We have achieved two objectives: (1) to establish the conditions for a subset of a general class of Mamdani fuzzy controllers to be a specific type of nonlinear controllers described in (3), and (2) to utilize these conditions and establish a tight local stability criterion for analyzing or designing the fuzzy control systems even when the controlled system model is mathematically unavailable.

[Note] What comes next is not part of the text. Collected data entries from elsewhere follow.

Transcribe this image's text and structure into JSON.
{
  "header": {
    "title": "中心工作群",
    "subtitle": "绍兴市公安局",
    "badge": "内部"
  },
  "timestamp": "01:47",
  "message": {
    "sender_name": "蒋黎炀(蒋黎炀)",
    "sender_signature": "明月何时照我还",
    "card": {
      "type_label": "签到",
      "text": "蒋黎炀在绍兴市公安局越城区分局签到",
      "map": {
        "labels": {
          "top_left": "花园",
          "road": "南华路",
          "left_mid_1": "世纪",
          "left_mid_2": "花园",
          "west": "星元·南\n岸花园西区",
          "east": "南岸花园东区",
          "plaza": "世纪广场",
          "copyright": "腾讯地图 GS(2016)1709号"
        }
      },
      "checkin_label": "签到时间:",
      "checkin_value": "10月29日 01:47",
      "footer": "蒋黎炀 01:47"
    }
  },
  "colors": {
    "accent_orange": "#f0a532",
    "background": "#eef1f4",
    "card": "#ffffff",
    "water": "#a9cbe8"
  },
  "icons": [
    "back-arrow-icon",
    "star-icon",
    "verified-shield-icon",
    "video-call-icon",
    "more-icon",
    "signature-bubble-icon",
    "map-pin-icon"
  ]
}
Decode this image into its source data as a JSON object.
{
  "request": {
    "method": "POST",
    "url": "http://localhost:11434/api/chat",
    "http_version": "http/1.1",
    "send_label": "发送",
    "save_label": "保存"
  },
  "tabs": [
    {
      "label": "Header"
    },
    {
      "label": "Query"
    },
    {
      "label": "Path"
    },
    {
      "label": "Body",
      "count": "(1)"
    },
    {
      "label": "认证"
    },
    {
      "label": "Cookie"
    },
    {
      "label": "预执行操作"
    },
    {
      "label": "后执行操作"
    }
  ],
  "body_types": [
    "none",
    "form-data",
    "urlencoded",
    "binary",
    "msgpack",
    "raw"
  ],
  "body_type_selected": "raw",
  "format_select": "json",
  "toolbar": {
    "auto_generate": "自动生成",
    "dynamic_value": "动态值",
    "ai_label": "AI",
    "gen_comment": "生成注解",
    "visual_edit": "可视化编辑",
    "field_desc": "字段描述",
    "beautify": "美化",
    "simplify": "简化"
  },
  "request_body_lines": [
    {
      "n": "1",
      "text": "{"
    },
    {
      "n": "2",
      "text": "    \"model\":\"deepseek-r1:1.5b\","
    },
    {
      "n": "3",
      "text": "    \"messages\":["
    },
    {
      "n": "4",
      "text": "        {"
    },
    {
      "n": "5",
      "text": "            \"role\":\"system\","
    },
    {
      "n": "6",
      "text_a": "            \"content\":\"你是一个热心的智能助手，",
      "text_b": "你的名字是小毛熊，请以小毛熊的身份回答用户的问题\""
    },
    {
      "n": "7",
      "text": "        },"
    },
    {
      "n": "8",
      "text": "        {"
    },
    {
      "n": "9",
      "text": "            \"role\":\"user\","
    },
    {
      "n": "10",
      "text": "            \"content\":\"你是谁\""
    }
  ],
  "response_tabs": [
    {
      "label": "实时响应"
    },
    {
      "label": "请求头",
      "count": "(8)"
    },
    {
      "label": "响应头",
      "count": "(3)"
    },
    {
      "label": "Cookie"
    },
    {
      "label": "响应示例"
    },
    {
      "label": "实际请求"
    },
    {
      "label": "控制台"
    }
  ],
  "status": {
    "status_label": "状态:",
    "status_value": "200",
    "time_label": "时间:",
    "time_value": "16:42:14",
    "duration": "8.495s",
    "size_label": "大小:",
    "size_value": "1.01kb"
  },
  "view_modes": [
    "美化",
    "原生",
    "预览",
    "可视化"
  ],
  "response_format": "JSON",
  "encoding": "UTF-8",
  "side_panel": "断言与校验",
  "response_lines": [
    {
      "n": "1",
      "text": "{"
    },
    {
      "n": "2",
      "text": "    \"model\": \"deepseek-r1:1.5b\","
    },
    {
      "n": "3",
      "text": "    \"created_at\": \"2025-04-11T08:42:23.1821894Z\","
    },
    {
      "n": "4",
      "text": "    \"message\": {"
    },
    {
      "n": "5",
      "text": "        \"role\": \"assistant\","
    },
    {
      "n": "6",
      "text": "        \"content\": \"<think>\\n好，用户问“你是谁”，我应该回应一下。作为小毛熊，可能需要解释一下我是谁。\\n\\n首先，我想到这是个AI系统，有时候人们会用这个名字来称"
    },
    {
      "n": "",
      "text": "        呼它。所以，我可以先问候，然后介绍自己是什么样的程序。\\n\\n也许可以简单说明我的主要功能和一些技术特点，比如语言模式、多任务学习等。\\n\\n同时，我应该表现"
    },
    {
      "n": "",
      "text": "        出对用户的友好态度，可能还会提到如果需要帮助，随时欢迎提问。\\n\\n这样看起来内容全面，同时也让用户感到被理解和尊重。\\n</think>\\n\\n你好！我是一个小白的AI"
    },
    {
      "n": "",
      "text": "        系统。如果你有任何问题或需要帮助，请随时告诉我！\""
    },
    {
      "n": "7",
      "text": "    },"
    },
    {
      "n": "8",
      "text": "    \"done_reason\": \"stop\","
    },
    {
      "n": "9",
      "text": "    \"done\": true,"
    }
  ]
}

This type of controllers has some desirable characteristics suitable for analysis and design using conventional control theory.

Based on our results, we recommend that the trapezoidal and triangular fuzzy sets, the only two widely-used piecewise linear types, be used for input fuzzy sets as the first choice. As we have demonstrated theoretically and through examples, the benefits of doing so include (1) clearer connection between the fuzzy controllers and conventional control (2) easier (local) stability analysis, and (3) more practically meaningful system design.